I've been using certbot and letsencrypt to add SSL to a friends website for the last couple of years. I've been using DNS challenges because their hosting provider does not allow ssh access.
It was working fine until a short time ago when I started to see this message: TLS Certificate is not trusted
The domains are onewave.ie and www.onewave.ie
It works on chrome because it caches certs, but for iPhone users they are blocked from viewing the site.
I'm wondering is this because there are two TXT records for www.onewave.ie? One is my record for the DNS challenge and the other must have come from the hosting provider. I can't remove the extra record as I don't have that kind of access.
This shows the records: Dig (DNS lookup)
I used https://www.digicert.com/help to verify the certs aren't trusted as I don't have an iPhone to test with and it shows that the certs are not trusted.
This is the command I ran to generate the certs, FYI this worked fine on my other domains which I renewed only a couple of weeks ago, but those are on my VPS and don't require DNS challenges.

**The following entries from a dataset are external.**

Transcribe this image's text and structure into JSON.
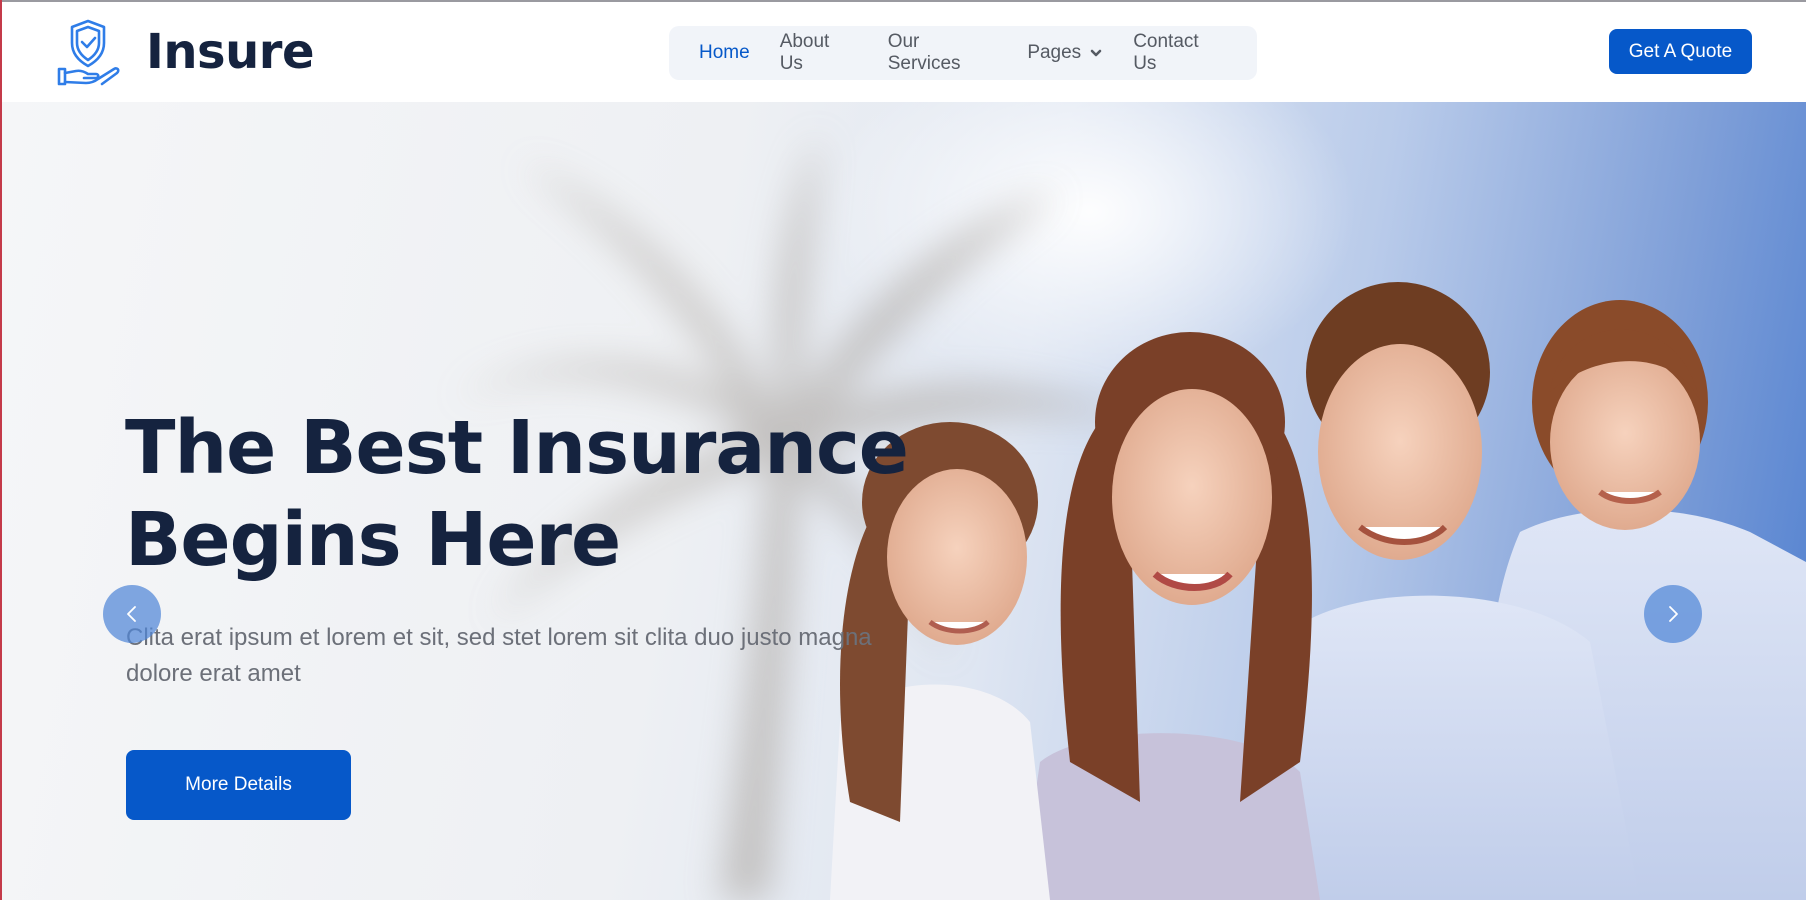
{
  "brand": {
    "name": "Insure",
    "logo_icon": "shield-hand-icon"
  },
  "nav": {
    "items": [
      {
        "label": "Home",
        "active": true
      },
      {
        "label": "About Us",
        "active": false
      },
      {
        "label": "Our Services",
        "active": false
      },
      {
        "label": "Pages",
        "active": false,
        "icon": "chevron-down-icon"
      },
      {
        "label": "Contact Us",
        "active": false
      }
    ],
    "cta_label": "Get A Quote"
  },
  "hero": {
    "title_line1": "The Best Insurance",
    "title_line2": "Begins Here",
    "subtitle": "Clita erat ipsum et lorem et sit, sed stet lorem sit clita duo justo magna dolore erat amet",
    "button_label": "More Details",
    "prev_icon": "chevron-left-icon",
    "next_icon": "chevron-right-icon",
    "image": "smiling-family-photo"
  },
  "colors": {
    "primary": "#0658c9",
    "heading": "#15233f",
    "nav_text": "#555a63",
    "nav_bg": "#f1f4f9",
    "body_text": "#6c7079"
  }
}
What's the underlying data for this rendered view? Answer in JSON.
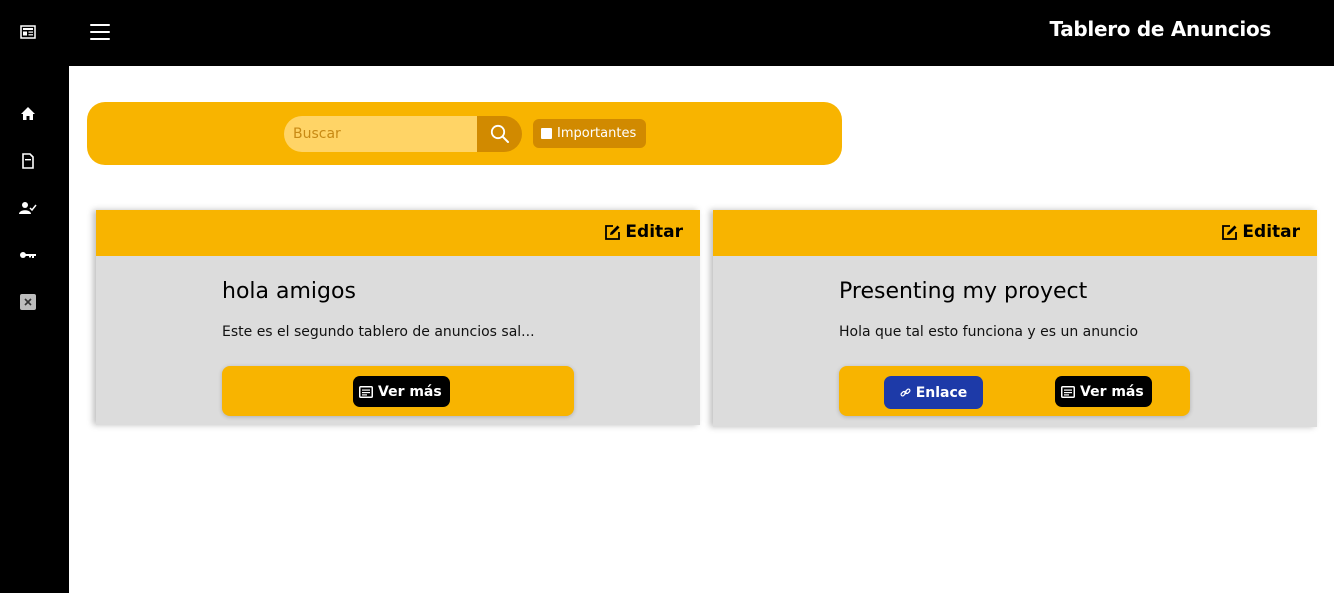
{
  "header": {
    "title": "Tablero de Anuncios"
  },
  "sidebar": {
    "items": [
      {
        "icon": "newspaper-icon"
      },
      {
        "icon": "home-icon"
      },
      {
        "icon": "document-icon"
      },
      {
        "icon": "user-check-icon"
      },
      {
        "icon": "key-icon"
      },
      {
        "icon": "close-box-icon"
      }
    ]
  },
  "search": {
    "placeholder": "Buscar",
    "value": "",
    "important_label": "Importantes"
  },
  "cards": [
    {
      "edit_label": "Editar",
      "title": "hola amigos",
      "description": "Este es el segundo tablero de anuncios sal...",
      "more_label": "Ver más"
    },
    {
      "edit_label": "Editar",
      "title": "Presenting my proyect",
      "description": "Hola que tal esto funciona y es un anuncio",
      "link_label": "Enlace",
      "more_label": "Ver más"
    }
  ],
  "colors": {
    "accent": "#f8b400",
    "accent_dark": "#d18a00",
    "link_button": "#1d3aa8",
    "card_body": "#dcdcdc"
  }
}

certbot -d onewave.ie -d www.onewave.ie --manual --preferred-challenges dns certonly
The issue probably is that only the end-leaf certificate is send by the server:
0 s:CN = www.onewave.ie
i:C = US, O = Let's Encrypt, CN = R3
It should also send the intermediate certificate R3.
Depending on how you've installed the certificate at the hosting provider you either need to replace
fullchain.pem or keep using
cert.pem and also use
chain.pem in the appropriate place at the hosting providers configuration panel.

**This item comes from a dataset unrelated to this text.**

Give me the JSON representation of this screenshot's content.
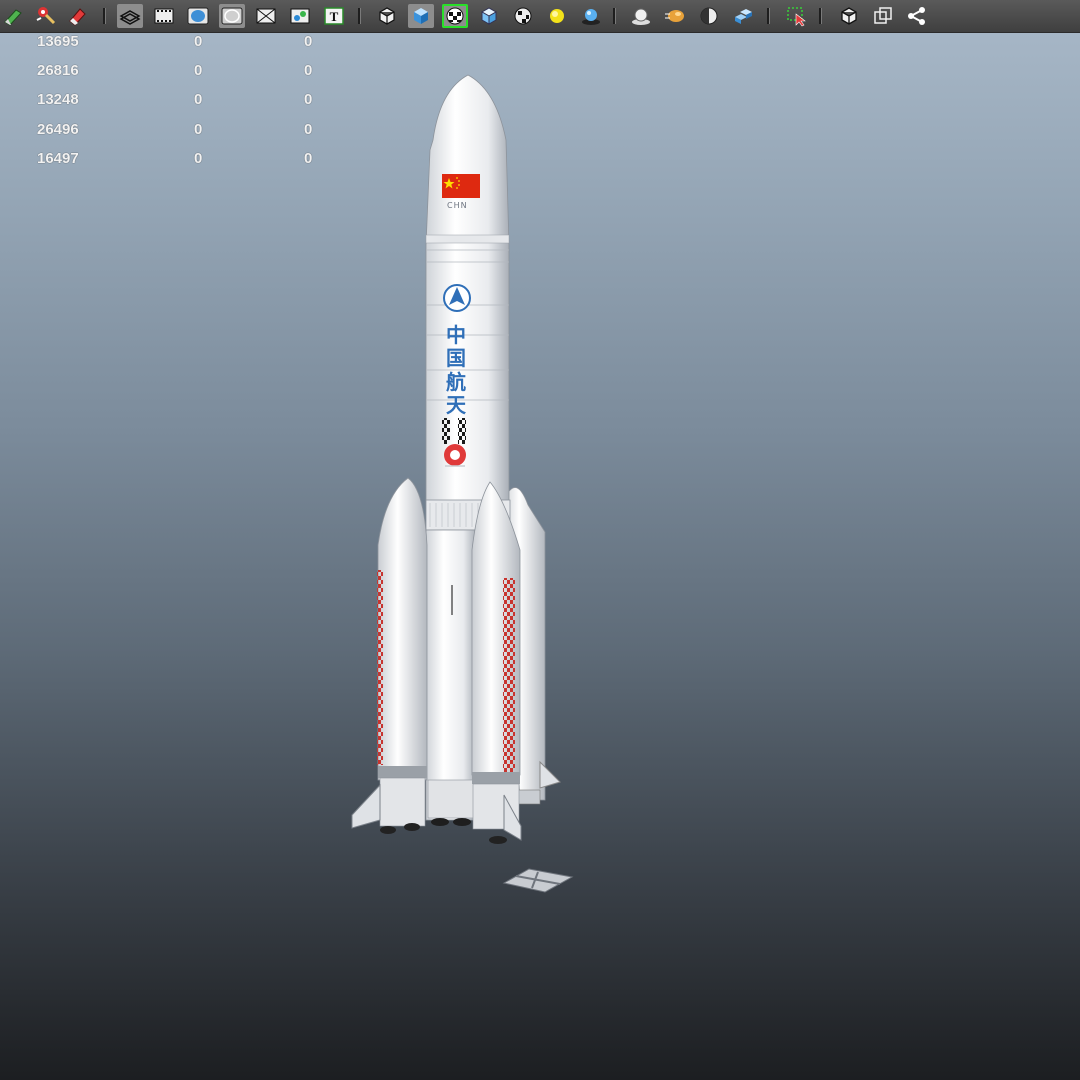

Thanks for the reply. Unfortunately I only have the option to upload a cert and a private key. I've been using fullchain.pem and privkey.pem. I've also tried using cert.pem in place of fullchain.pem. There's an additional option to upload a CA cert and I've tried that but also to no avail.
I find this strange because until recently this was all working smoothly.
What did you try uploading there? The combination
cert.pem in the certificate upload place and
chain.pem in the CA cert upload place could (should) do the trick.
If nothing works, please contact your hosting provider for assistance.
I tried that just now, but no change. I'll open a ticket with the hosting provider. Thanks for the suggestions.
This topic was automatically closed 30 days after the last reply. New replies are no longer allowed.